College fourth-year Elf Zimmerman’s presentation, “Cheyenne Beaded Pouches in the AMAM Collection,” built off of research they had completed in previous Winter Term projects focusing on the College’s ethnographic collection.

“When [the Oberlin College Museum] closed, all of the different collections went off to their respective departments,” Zimmerman said. “And then the ethnographic items mostly went to the Anthropology department, but a few of them were selected to go to the Allen.
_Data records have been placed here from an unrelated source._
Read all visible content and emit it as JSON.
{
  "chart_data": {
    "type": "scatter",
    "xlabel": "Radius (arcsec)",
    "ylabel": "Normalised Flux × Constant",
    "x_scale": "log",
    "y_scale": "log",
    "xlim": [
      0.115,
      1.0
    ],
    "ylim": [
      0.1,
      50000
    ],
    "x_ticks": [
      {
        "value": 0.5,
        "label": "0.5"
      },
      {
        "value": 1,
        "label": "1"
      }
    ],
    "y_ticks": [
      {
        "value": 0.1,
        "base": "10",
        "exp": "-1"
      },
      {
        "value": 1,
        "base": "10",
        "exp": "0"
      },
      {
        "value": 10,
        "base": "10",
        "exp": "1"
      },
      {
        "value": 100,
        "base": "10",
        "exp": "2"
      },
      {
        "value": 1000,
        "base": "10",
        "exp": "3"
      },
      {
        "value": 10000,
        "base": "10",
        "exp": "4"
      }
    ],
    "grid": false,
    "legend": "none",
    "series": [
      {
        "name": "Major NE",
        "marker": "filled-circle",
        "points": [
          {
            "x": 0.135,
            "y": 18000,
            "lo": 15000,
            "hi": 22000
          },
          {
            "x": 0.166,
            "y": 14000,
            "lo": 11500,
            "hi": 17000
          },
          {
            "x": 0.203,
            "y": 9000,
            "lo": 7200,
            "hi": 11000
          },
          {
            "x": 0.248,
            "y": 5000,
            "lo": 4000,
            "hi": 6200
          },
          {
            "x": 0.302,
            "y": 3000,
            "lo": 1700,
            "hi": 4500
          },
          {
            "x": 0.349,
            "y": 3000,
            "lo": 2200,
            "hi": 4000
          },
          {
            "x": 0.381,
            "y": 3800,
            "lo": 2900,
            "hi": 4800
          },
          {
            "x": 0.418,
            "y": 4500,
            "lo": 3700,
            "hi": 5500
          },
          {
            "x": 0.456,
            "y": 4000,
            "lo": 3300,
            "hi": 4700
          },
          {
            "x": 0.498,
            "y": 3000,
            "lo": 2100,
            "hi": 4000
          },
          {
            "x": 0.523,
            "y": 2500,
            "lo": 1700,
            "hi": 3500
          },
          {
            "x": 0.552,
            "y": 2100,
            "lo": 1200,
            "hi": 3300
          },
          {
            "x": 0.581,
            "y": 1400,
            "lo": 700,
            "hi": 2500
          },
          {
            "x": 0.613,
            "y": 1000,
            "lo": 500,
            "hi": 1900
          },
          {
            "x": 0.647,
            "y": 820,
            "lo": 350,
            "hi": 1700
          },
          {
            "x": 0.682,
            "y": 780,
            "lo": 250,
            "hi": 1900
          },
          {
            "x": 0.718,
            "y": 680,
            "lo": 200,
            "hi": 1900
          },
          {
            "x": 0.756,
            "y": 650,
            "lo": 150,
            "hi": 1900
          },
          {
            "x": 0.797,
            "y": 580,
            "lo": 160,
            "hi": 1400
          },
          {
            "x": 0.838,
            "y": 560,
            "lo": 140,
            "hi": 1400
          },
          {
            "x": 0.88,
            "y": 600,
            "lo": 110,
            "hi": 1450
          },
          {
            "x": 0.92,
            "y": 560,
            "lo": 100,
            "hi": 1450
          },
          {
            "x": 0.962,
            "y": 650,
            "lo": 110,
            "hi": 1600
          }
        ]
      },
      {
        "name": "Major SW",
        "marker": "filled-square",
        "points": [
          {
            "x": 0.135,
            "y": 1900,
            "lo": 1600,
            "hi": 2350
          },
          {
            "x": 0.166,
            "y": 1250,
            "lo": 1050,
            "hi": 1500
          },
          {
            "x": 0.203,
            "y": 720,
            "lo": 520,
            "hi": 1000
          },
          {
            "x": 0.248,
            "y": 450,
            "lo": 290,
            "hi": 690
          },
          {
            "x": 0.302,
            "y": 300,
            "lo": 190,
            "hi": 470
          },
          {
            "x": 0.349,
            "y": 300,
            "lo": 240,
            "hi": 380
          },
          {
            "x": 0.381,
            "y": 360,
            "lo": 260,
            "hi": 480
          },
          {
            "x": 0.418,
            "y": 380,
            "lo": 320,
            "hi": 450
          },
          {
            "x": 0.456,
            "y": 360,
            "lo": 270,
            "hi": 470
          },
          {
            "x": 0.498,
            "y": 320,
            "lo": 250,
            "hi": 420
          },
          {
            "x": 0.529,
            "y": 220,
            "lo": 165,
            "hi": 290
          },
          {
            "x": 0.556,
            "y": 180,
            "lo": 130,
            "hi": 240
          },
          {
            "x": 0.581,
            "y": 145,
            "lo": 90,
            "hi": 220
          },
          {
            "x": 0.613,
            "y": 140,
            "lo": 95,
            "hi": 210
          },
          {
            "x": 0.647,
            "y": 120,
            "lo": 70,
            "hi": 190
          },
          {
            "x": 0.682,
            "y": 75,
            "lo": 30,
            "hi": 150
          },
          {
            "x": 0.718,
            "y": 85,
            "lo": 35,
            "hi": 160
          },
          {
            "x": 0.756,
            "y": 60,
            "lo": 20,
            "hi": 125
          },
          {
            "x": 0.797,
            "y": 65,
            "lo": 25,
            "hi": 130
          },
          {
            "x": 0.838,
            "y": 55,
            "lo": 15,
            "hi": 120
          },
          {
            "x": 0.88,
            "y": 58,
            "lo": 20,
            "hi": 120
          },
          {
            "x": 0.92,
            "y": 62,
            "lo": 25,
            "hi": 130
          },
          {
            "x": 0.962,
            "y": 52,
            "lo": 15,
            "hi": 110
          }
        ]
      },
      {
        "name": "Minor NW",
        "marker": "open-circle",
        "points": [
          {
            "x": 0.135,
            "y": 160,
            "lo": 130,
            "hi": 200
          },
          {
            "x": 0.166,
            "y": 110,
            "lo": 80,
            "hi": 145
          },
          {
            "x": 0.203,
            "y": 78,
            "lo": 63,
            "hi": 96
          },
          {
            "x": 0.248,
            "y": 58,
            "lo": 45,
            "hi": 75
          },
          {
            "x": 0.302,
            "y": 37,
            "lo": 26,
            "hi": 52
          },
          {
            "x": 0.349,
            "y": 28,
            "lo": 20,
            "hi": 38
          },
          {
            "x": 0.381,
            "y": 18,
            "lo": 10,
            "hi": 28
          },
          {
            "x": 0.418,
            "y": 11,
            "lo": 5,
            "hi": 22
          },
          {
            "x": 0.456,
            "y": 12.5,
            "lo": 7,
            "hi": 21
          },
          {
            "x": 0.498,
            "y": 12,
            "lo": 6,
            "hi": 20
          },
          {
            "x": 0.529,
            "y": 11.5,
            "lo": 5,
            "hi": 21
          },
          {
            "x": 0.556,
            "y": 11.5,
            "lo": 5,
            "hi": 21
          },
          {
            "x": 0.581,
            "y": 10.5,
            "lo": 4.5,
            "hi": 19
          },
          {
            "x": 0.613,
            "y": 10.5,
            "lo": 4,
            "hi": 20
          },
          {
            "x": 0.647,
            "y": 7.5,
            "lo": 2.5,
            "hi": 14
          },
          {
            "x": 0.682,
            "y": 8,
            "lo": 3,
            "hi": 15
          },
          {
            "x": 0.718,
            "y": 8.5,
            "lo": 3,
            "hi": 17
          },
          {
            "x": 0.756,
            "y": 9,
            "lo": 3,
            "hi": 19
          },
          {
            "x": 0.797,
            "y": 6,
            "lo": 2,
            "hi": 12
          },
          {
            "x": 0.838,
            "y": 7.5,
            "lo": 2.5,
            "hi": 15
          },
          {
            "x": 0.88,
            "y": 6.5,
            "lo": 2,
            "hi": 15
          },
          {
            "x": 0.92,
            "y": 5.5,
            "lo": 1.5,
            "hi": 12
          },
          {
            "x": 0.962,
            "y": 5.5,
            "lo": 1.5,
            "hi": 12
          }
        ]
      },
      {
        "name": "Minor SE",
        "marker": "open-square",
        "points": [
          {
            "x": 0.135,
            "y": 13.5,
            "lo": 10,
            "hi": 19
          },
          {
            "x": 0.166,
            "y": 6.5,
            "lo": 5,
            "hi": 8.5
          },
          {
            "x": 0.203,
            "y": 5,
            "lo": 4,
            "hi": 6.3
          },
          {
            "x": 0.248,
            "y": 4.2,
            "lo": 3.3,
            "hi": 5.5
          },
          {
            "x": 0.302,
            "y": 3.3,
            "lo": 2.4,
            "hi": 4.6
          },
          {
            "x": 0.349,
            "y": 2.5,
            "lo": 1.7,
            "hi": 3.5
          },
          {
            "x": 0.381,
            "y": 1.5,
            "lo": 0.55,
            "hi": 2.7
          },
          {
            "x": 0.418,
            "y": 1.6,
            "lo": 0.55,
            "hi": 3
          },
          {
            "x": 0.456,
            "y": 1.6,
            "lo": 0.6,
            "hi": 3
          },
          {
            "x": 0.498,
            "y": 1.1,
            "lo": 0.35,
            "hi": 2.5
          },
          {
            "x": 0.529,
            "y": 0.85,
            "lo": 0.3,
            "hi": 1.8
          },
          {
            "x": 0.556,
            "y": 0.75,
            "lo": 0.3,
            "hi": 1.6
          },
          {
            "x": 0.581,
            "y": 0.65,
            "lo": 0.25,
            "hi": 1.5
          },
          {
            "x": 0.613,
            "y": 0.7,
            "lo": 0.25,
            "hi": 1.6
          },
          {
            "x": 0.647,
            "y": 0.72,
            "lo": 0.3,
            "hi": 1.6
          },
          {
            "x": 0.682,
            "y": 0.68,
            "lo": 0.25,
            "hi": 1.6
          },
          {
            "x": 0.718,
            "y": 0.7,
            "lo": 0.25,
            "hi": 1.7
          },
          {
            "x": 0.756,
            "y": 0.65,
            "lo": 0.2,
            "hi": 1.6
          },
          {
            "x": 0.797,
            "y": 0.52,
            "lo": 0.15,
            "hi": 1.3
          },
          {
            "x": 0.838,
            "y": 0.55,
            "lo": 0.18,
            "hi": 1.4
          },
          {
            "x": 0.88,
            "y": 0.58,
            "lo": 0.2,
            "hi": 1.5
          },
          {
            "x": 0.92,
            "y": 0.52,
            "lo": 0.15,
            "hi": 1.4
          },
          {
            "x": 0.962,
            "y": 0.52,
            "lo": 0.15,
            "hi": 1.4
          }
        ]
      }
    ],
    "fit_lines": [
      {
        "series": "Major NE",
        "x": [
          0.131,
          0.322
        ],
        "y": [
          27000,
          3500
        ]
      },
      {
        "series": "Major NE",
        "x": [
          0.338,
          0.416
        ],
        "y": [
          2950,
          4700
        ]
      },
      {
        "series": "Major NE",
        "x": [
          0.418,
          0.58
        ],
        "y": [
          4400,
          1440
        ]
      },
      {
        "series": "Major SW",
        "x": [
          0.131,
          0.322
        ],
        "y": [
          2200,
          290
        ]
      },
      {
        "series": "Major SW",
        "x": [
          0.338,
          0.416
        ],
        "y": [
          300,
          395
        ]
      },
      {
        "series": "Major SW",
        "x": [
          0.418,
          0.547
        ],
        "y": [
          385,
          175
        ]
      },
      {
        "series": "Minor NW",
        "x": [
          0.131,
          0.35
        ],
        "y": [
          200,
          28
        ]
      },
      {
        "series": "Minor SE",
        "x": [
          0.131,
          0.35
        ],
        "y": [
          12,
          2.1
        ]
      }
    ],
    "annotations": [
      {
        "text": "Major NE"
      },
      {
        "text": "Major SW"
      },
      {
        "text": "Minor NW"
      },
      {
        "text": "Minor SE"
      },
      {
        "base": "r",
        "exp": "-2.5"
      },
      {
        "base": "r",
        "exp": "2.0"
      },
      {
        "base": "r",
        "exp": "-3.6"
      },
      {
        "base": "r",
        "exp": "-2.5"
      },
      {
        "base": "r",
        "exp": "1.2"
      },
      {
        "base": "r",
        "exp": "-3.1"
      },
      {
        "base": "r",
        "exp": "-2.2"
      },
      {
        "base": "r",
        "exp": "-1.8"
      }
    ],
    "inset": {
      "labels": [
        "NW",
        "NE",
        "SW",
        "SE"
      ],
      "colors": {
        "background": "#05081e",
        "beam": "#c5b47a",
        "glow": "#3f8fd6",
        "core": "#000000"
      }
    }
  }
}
They just got split for arbitrary reasons — who gets to decide whatʼs art and what’s not; all sorts of fun questions there.”

Zimmerman’s research established the tribal origin and varying original functions of differently-sized beaded pouches that made their way to the AMAM collection after the dissolution of the Oberlin College Museum.

Some of the student researchers were already working at the AMAM prior to being selected to present. Fudi Fickenscher is a College fourth-year Art History major and student assistant to Ellen Johnson ʼ33 assistant curator of modern and contemporary art Sam Adams. Parker Niles is a College fourth-year Religion major and gallery guide at the AMAM.

“This position has afforded me a lot of opportunities to do art-historical research,” Fickenscher, who presented “Assemblage in Afro-Caribbean Arts and Identities,” said. “I had noticed at the Allen, thereʼs this work by Renée Stout, who is a DC-based artist and created this work about Haitian vodou and one of the spirits. I was really taken by that, and when I started writing the wall label for Sam [Adams], I realized I had a lot of theory behind it and a lot of knowledge about Haitian vodou. So I was able to sort of enter through that.”

Niles’ position also gave them closer access to AMAM staff. “I think because I was already working there, I definitely had a little bit more access than the average person,” Niles said. “But that being said, I think the Allen is very open for student collaborators and student researchers. And thatʼs what they want. They definitely want more students to be doing this.” Niles’ presentation,

“Material Matters: Sacred Himalayan Sculpture and its Implications in the AMAM Collection,” stressed the importance of “trying to understand that a lot of the objects in many museums’ collections are not just quote-un-quote ‘fine art’ but continue to be sacred objects, objects of worship, … so itʼs important to ask those questions about what is the proper care of these objects.”

The student perspectives shared on Tuesday, particularly those of Zimmerman and Niles, exhibit shared values between students and the AMAM. The AMAM has attempted to set itself on a revived trajectory in recent months, establishing a new five-year strategic plan complete with updated mission, vision, and values statements.

“The Allen already has a lot of initiatives itʼs working toward, which I really respect,” Hudak wrote. “The current movement towards writing museum labels that reflect the nuances in a pieceʼs history and interpretation is really important to me.”

Providing a platform for thoughtful, researched student input and critique of the institution is a critical aspect of progress for the AMAM. Hudak offered advice for students interested in exploring student research opportunities.

“Take classes in topics that really interest you, and if you write about something youʼd like to explore further, let your professor know!” Hudak said. “You can usually make it into a larger project. Finding a mentor in your chosen department is also very helpful, as they can help you plan a private reading and let you know about opportunities to share or publish your research.”

Research experience can help students look toward their careers or graduate degrees as well as reaping the benefits of knowledge creation. Students could even help to transform the institutions around them.